The Tax Cuts and Jobs Act generally limits the amount of business interest firms may deduct. Small businesses (i.e., firms with average annual gross receipts of $25 million in the previous three years) are exempt, and real property trades or businesses, which are not small businesses, may elect out of the limitation.
The inability of a small business to elect out of the interest deductibility limits could harm developers who own multiple small business real estate partnerships. While small businesses are exempt from limits on interest deductibility at the entity level, if such small business is a partnership or an S corporation, business interest expense flows through to the partners or shareholders for purposes of determining whether they are subject to limits on interest deductibility at the partner or shareholder level. Thus, a partner or shareholder who does not meet the small business definition may be subject to interest disallowance from interest flowing from an interest in a small business (even if that business could otherwise be an electing real property trade or business).
To correct this, NMHC and NAA requested that Treasury modify the proposed regulations in one of the following ways:
- provide that business interest expense of a partnership or S corporation that qualifies as a small business does not flow-through to partners or shareholders for purposes of determining any business interest limitation of the partners or shareholders;
- allow a small business to elect to be an electing real property trade or business if it so qualifies; or
- allow partners and shareholders who receive business interest expense from a small business to make the real estate trade or business election for such items at the partner or shareholder level.

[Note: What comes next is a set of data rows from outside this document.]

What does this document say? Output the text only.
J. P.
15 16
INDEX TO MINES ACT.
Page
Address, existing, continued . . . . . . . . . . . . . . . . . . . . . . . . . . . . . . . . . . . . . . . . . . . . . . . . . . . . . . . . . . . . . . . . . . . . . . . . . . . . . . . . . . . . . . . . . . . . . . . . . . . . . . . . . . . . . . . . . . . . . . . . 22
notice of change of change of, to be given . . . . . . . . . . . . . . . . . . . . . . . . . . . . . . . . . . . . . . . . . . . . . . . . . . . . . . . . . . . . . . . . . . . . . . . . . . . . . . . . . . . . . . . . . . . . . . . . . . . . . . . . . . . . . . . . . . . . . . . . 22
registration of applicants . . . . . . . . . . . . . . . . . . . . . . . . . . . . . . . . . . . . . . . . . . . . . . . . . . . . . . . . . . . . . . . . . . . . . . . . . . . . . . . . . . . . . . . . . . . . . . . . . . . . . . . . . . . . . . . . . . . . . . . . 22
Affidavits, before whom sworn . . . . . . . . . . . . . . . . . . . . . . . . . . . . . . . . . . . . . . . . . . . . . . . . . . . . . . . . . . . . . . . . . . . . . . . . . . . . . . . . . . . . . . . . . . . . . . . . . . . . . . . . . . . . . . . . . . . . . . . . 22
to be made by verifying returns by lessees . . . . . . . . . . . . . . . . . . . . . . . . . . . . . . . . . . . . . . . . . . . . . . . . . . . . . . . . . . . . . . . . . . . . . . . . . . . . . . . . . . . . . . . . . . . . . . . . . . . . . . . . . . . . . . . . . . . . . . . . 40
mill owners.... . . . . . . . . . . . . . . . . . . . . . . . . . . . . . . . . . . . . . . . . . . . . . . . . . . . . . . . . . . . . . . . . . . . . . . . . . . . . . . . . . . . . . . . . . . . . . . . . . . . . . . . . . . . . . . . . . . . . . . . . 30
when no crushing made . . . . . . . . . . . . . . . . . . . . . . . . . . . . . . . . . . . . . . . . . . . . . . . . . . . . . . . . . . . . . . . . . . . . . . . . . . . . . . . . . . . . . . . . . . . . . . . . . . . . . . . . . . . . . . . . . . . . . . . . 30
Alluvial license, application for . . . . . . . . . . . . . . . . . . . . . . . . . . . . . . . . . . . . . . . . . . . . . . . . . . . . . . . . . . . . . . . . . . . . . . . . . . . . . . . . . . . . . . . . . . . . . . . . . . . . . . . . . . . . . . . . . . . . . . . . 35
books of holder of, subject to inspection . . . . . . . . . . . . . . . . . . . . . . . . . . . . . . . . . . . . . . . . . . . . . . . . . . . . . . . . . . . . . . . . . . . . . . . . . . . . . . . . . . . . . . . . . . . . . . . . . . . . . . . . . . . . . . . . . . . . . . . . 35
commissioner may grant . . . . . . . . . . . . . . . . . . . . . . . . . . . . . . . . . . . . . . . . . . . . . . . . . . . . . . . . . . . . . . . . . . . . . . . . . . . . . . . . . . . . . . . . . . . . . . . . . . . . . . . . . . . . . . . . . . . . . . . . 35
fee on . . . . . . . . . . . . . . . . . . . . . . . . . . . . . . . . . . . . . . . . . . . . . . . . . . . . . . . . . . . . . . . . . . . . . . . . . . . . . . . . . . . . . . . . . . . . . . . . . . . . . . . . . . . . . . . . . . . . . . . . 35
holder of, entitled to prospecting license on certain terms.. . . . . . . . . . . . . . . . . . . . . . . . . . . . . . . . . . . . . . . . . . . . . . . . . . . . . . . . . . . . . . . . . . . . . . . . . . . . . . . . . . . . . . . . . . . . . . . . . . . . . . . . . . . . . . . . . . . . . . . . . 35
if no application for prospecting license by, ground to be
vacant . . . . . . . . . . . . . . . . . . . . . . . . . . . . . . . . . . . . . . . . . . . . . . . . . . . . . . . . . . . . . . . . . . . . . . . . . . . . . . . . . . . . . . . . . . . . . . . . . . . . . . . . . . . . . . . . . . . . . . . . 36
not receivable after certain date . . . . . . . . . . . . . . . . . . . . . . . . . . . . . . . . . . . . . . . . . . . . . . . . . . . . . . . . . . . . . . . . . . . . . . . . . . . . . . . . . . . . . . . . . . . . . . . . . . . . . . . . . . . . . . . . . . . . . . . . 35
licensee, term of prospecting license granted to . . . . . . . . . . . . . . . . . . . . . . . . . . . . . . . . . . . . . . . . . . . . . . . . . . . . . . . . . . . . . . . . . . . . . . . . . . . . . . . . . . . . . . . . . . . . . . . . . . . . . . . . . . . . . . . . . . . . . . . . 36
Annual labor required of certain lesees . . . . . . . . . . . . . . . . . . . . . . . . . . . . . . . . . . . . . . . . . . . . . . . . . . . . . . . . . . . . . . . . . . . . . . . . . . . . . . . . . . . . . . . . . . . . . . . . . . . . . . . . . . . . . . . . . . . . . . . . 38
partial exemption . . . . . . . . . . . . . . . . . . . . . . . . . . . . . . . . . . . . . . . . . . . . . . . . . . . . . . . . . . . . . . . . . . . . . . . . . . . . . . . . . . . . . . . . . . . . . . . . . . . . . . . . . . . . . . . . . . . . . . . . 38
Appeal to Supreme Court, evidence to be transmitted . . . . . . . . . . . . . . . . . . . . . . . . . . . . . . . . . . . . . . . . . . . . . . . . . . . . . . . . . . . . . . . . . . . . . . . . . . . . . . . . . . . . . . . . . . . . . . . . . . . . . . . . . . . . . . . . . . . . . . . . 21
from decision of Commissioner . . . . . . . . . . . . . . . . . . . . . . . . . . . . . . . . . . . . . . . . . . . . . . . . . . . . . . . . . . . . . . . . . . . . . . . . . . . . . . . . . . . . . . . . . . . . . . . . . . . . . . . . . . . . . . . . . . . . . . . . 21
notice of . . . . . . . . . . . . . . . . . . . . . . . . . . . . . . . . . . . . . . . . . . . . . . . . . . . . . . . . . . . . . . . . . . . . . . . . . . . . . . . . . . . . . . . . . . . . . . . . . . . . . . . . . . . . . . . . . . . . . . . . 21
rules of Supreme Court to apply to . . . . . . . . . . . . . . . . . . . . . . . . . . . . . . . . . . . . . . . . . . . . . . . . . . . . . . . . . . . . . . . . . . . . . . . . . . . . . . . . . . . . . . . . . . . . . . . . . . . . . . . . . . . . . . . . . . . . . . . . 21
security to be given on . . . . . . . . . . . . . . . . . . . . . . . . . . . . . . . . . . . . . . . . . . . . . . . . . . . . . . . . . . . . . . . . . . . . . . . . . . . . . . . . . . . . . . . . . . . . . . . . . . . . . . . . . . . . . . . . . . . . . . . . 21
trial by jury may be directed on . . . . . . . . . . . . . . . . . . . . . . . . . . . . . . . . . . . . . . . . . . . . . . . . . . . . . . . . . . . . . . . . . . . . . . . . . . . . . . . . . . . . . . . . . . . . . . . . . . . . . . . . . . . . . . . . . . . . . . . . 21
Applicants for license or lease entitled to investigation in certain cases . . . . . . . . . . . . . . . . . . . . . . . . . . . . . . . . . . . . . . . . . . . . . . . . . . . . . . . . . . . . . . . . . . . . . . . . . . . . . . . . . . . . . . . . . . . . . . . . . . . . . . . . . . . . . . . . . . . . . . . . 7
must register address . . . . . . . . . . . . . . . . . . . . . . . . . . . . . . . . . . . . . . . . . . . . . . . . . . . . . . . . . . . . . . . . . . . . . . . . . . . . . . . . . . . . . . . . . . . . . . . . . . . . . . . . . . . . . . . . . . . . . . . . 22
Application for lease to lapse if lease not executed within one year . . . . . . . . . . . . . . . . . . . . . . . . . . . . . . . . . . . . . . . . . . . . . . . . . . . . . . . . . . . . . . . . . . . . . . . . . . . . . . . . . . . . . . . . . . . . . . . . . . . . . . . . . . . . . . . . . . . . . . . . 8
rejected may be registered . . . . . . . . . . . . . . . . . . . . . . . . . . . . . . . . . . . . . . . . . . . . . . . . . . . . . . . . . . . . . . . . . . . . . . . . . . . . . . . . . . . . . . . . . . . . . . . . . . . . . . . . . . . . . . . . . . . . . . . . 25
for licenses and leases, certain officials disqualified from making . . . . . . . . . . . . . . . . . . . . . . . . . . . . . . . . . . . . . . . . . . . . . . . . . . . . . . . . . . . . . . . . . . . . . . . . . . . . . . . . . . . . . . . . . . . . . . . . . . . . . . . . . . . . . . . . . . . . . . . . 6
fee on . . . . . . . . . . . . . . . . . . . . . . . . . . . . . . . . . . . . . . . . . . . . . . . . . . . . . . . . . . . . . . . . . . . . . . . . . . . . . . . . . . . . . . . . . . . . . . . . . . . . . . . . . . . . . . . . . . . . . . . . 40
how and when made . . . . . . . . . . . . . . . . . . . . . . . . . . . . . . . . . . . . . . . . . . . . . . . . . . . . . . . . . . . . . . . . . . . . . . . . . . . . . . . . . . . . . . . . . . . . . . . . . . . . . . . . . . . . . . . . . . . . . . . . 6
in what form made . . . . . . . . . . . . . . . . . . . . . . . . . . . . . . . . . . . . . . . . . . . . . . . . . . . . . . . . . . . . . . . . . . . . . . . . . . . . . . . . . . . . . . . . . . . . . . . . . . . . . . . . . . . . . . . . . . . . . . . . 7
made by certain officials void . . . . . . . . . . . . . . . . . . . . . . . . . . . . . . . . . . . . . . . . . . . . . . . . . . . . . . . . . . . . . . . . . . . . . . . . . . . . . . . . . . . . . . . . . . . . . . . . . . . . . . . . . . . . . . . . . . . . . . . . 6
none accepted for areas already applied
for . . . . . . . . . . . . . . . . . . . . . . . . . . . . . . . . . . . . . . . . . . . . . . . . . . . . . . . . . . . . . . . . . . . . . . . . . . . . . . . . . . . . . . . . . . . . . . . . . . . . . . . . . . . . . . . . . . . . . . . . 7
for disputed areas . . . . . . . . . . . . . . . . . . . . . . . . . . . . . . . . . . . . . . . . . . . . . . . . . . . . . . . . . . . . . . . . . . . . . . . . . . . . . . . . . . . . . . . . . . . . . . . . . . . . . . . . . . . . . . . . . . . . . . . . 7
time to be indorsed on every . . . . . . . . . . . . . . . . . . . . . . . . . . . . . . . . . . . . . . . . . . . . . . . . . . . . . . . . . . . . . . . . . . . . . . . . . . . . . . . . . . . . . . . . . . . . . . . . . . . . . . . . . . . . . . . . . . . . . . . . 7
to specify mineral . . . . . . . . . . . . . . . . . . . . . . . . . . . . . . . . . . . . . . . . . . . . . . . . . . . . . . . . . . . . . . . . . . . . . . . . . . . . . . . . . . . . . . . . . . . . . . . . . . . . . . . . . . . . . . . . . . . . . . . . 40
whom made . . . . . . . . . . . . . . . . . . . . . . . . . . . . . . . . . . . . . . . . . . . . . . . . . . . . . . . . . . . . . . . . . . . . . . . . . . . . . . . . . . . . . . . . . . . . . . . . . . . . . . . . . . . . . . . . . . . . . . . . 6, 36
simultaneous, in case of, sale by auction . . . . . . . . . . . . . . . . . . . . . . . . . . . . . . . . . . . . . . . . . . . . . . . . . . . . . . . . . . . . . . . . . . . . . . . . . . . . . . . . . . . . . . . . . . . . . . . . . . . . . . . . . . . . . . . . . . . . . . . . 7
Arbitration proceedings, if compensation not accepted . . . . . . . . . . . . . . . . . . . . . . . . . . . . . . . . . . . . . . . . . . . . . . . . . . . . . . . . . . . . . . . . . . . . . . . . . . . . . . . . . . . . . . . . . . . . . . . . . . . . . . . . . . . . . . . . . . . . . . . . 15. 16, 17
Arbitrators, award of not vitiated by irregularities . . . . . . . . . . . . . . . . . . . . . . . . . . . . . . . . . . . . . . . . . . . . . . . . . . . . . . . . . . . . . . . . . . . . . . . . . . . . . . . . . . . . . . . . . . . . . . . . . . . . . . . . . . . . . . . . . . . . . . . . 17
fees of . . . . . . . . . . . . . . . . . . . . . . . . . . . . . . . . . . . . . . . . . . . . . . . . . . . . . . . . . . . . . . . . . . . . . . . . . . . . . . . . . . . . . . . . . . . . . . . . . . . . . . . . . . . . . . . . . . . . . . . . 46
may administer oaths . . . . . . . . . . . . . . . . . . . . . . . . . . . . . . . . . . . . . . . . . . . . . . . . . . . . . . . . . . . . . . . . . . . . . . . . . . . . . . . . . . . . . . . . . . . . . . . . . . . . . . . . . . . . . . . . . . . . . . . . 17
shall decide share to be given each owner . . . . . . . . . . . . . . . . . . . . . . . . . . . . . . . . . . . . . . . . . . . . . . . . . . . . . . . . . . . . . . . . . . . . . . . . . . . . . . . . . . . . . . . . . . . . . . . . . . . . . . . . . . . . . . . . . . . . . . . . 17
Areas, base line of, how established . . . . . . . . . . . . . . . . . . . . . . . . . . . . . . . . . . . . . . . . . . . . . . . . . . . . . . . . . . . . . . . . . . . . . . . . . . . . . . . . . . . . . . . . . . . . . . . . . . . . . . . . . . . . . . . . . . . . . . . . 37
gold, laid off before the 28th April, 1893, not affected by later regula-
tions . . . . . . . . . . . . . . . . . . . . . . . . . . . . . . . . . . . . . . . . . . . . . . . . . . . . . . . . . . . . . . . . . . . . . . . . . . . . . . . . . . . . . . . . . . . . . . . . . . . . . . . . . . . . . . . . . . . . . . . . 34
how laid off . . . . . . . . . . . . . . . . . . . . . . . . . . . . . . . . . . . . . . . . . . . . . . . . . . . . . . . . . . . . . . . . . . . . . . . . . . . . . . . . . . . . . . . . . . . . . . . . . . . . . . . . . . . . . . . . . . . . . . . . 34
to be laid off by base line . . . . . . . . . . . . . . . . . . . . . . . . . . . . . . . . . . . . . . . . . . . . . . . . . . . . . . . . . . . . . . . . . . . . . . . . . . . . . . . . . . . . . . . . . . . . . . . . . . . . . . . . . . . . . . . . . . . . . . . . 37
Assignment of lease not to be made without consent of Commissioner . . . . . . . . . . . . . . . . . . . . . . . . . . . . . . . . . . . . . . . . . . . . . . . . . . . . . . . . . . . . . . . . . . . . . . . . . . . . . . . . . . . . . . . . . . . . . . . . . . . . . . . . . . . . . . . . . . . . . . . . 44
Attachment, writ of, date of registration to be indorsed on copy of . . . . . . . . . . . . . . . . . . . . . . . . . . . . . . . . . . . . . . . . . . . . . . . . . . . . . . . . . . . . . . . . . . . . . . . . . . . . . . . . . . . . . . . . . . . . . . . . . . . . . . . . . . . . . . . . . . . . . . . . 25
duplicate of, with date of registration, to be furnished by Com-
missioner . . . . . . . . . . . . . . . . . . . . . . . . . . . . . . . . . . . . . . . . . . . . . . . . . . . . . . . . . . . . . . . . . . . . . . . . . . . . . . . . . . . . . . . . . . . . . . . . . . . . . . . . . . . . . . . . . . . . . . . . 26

Notably, the rules governing the deductibility of business interest also impact the depreciation of multifamily buildings. Whereas small businesses can continue to depreciate multifamily buildings over 27.5 years, the consequence of making an election out of the interest deductibility limits is that buildings will have to be depreciated over 30 years, or 40 years for property placed in service prior to 2018. NMHC and NAA are working to apply a 30-year depreciation period to pre-existing property as the industry believes Congress intended.
Finally, the multifamily industry called on the government to enable UPREITs (i.e., partnerships in which REITs hold significant interests) to use a business interest deductibility safe harbor that is currently available to REITs. The safe harbor treats a REIT as qualified to be an electing real property trade or business. This modification would provide similar treatment between REITs that own real property directly and REITs that own real property indirectly through a partnership, as well as reduce the administrative burden on UPREIT structures.